I initially though it was, but screen unblanked and I was able to peek around
a bit.  See the just previous attached JPEG for the problem announced in dmesg.
  Bisecting: 264 revisions left to test after this
  [50fc9999ec27ad66ce6db31ebb03759f77962bc1] Docs update: missing files and 
    descriptions for filesystems/00-INDEX

These are the results so far with 18 hours of work in the last 22 hours.

I'm going to attempt to continue with the assumption that the 4th bisect is bad...

Comment 11 Paul Dickson 2006-05-28 20:22:07 UTC
Some additional clarification of #10:

The third bisect started having trouble while running the initrd.  I believe
compiling had problems with unresolved symbols in ext3 and reiserfs.  The
results were the root FS was not found.

On the Fourth bisect, my initial though that it was identical to my problem, but
after a few seconds the screen did unblank.  I did not actually attempt any
reads of the hard drive (what I used might have all resided in RAM already).  I
could not shutdown without using the power switch though.  So I'm proceed with
the assumption that this is the problem, just that it wasn't masked by a blank
screen.

Comment 12 Paul Dickson 2006-05-29 00:16:26 UTC
Created attachment 130163 [details]
This patch fixes the problem

Mark Lord sent this patch to LKML.  It fixes the problem for me.

There is still a BUG() message that is reported in comment #9.

Comment 13 Paul Dickson 2006-05-30 13:10:29 UTC
The above patch is in 2.6.17-rc5-git5.

kernel-2.6.16-1.2230_FC6 claims to contain 2.6.17-rc5-git5.

This kernel does not resume from a suspend.  It's as though the patch was
reverted.  Is the patch really in this version?
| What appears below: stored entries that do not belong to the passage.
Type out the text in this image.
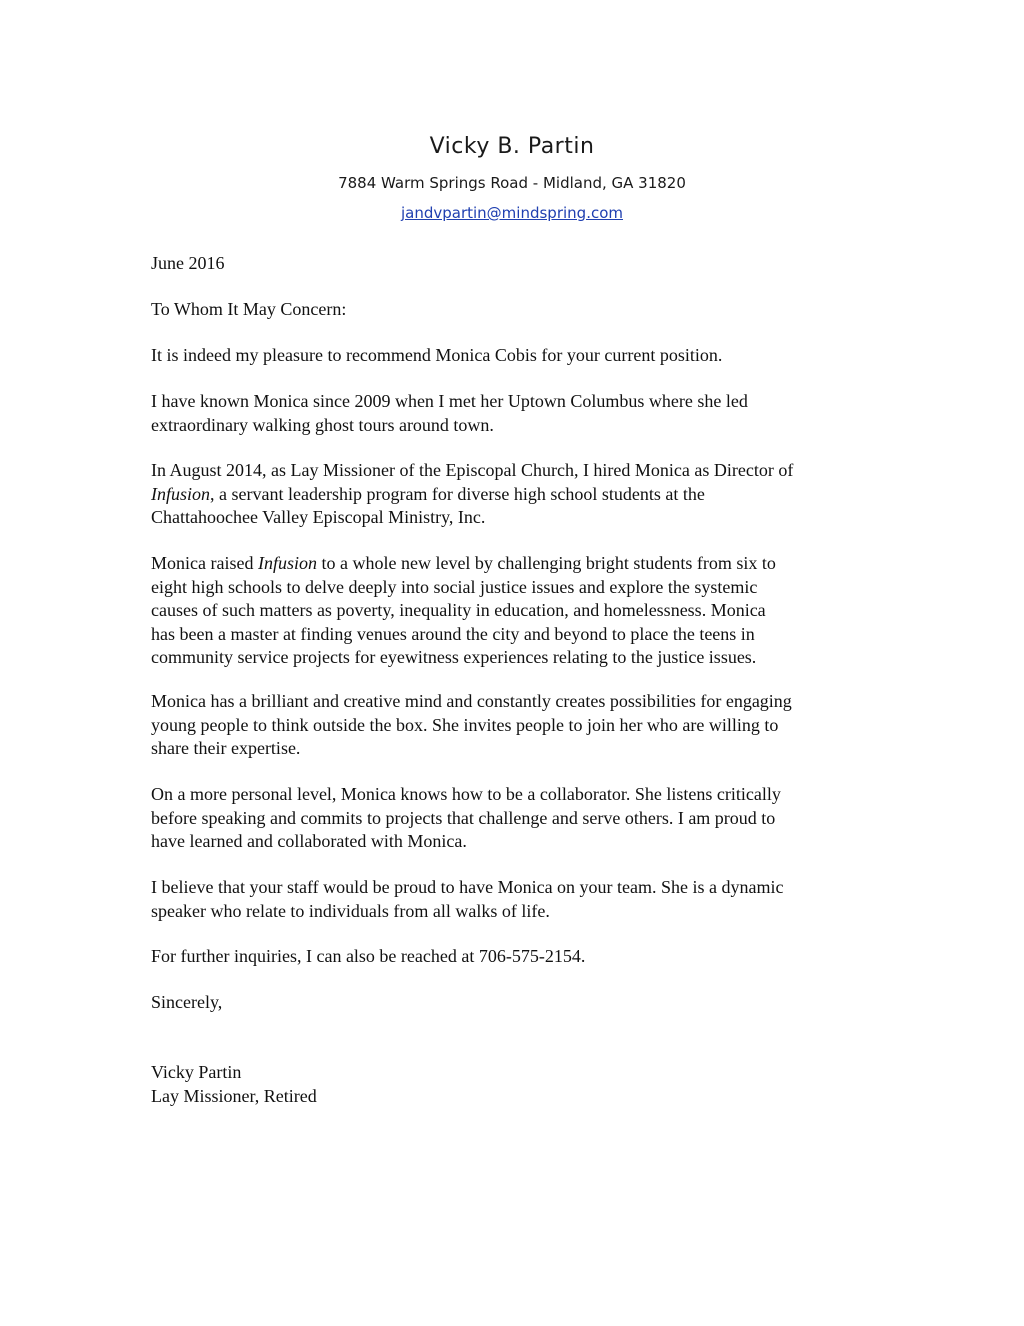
Vicky B. Partin
7884 Warm Springs Road - Midland, GA 31820
jandvpartin@mindspring.com
June 2016
To Whom It May Concern:
It is indeed my pleasure to recommend Monica Cobis for your current position.
I have known Monica since 2009 when I met her Uptown Columbus where she led
extraordinary walking ghost tours around town.
In August 2014, as Lay Missioner of the Episcopal Church, I hired Monica as Director of
Infusion, a servant leadership program for diverse high school students at the
Chattahoochee Valley Episcopal Ministry, Inc.
Monica raised Infusion to a whole new level by challenging bright students from six to
eight high schools to delve deeply into social justice issues and explore the systemic
causes of such matters as poverty, inequality in education, and homelessness. Monica
has been a master at finding venues around the city and beyond to place the teens in
community service projects for eyewitness experiences relating to the justice issues.
Monica has a brilliant and creative mind and constantly creates possibilities for engaging
young people to think outside the box. She invites people to join her who are willing to
share their expertise.
On a more personal level, Monica knows how to be a collaborator. She listens critically
before speaking and commits to projects that challenge and serve others. I am proud to
have learned and collaborated with Monica.
I believe that your staff would be proud to have Monica on your team. She is a dynamic
speaker who relate to individuals from all walks of life.
For further inquiries, I can also be reached at 706-575-2154.
Sincerely,
Vicky Partin
Lay Missioner, Retired
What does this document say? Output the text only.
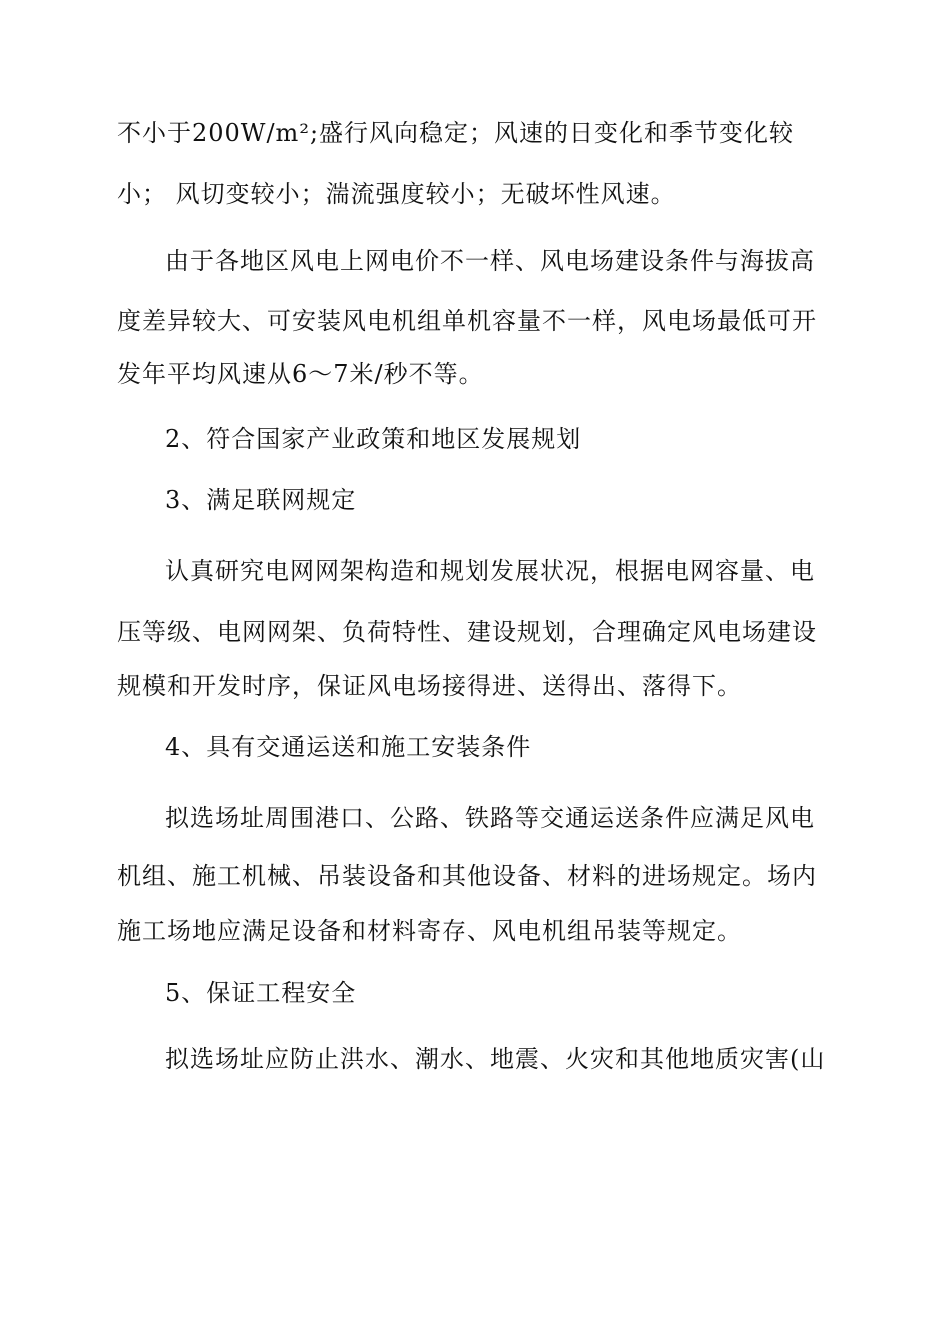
不小于200W/m²;盛行风向稳定；风速的日变化和季节变化较
小； 风切变较小；湍流强度较小；无破坏性风速。
由于各地区风电上网电价不一样、风电场建设条件与海拔高
度差异较大、可安装风电机组单机容量不一样，风电场最低可开
发年平均风速从6～7米/秒不等。
2、符合国家产业政策和地区发展规划
3、满足联网规定
认真研究电网网架构造和规划发展状况，根据电网容量、电
压等级、电网网架、负荷特性、建设规划，合理确定风电场建设
规模和开发时序，保证风电场接得进、送得出、落得下。
4、具有交通运送和施工安装条件
拟选场址周围港口、公路、铁路等交通运送条件应满足风电
机组、施工机械、吊装设备和其他设备、材料的进场规定。场内
施工场地应满足设备和材料寄存、风电机组吊装等规定。
5、保证工程安全
拟选场址应防止洪水、潮水、地震、火灾和其他地质灾害(山
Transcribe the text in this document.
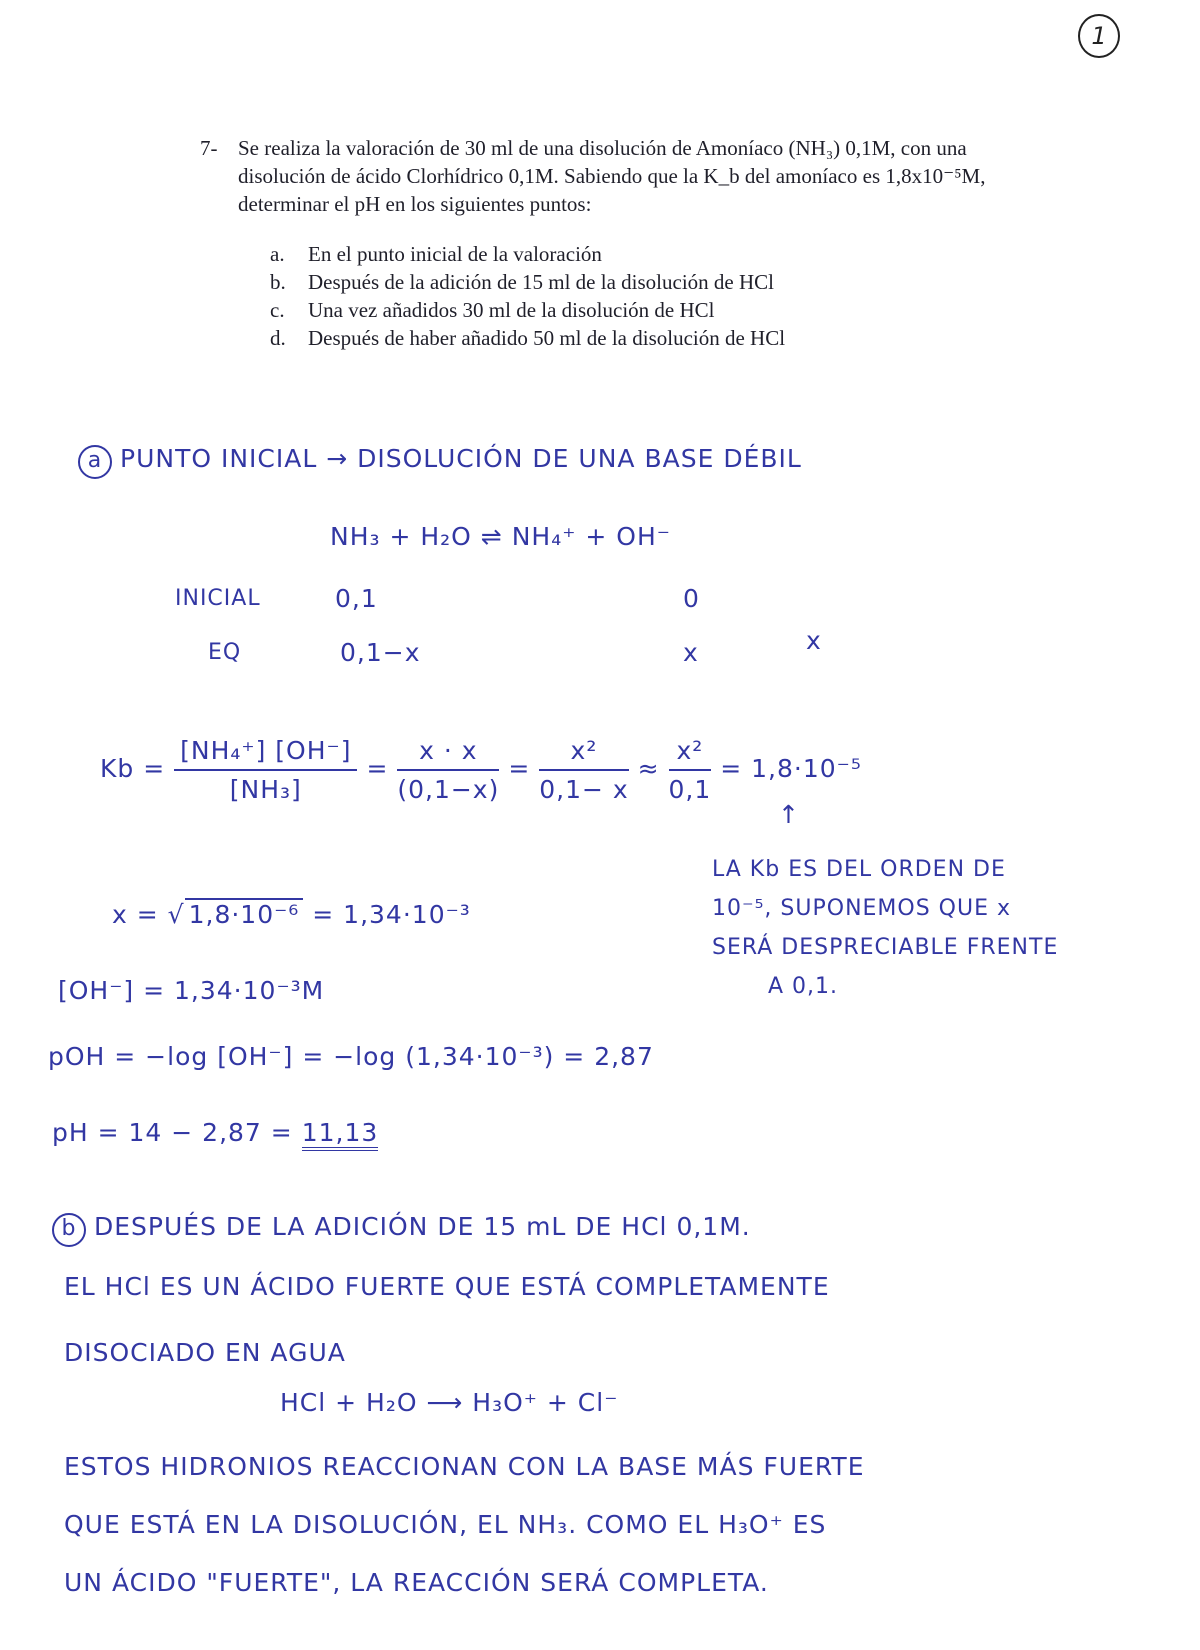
1
7- Se realiza la valoración de 30 ml de una disolución de Amoníaco (NH₃) 0,1M, con una disolución de ácido Clorhídrico 0,1M. Sabiendo que la K_b del amoníaco es 1,8x10⁻⁵M, determinar el pH en los siguientes puntos:
a. En el punto inicial de la valoración
b. Después de la adición de 15 ml de la disolución de HCl
c. Una vez añadidos 30 ml de la disolución de HCl
d. Después de haber añadido 50 ml de la disolución de HCl
a PUNTO INICIAL → DISOLUCIÓN DE UNA BASE DÉBIL
NH₃ + H₂O ⇌ NH₄⁺ + OH⁻
INICIAL	0,1	0
EQ	0,1−x	x	x
$Kb = \frac{\text{[NH₄⁺] [OH⁻]}}{\text{[NH₃]}} = \frac{x \cdot x}{(0,1-x)} = \frac{\text{x²}}{0,1- x} \approx \frac{\text{x²}}{0,1} = 1,8\cdot 10^{-5}$
↑
LA Kb ES DEL ORDEN DE
10⁻⁵, SUPONEMOS QUE x
SERÁ DESPRECIABLE FRENTE
A 0,1.
x = √ 1,8·10⁻⁶ = 1,34·10⁻³
[OH⁻] = 1,34·10⁻³M
pOH = −log [OH⁻] = −log (1,34·10⁻³) = 2,87
pH = 14 − 2,87 = 11,13
b DESPUÉS DE LA ADICIÓN DE 15 mL DE HCl 0,1M.
EL HCl ES UN ÁCIDO FUERTE QUE ESTÁ COMPLETAMENTE
DISOCIADO EN AGUA
HCl + H₂O ⟶ H₃O⁺ + Cl⁻
ESTOS HIDRONIOS REACCIONAN CON LA BASE MÁS FUERTE
QUE ESTÁ EN LA DISOLUCIÓN, EL NH₃. COMO EL H₃O⁺ ES
UN ÁCIDO "FUERTE", LA REACCIÓN SERÁ COMPLETA.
Comment 14 Paul Dickson 2006-06-02 10:16:13 UTC
Created attachment 130393 [details]
This is the .config used in comment #10

Comment 15 Jeremy Katz 2006-09-21 17:25:35 UTC
Is this better with newer kernels?   I know I've hibernated since then...

Comment 16 Nigel Cunningham 2007-05-14 23:02:37 UTC
No feedback on this for nearly 8 months, so insufficient data to be able to do
anything. Assuming the issue has been addressed by newer kernels. Please reopen
this bug if that's not the case.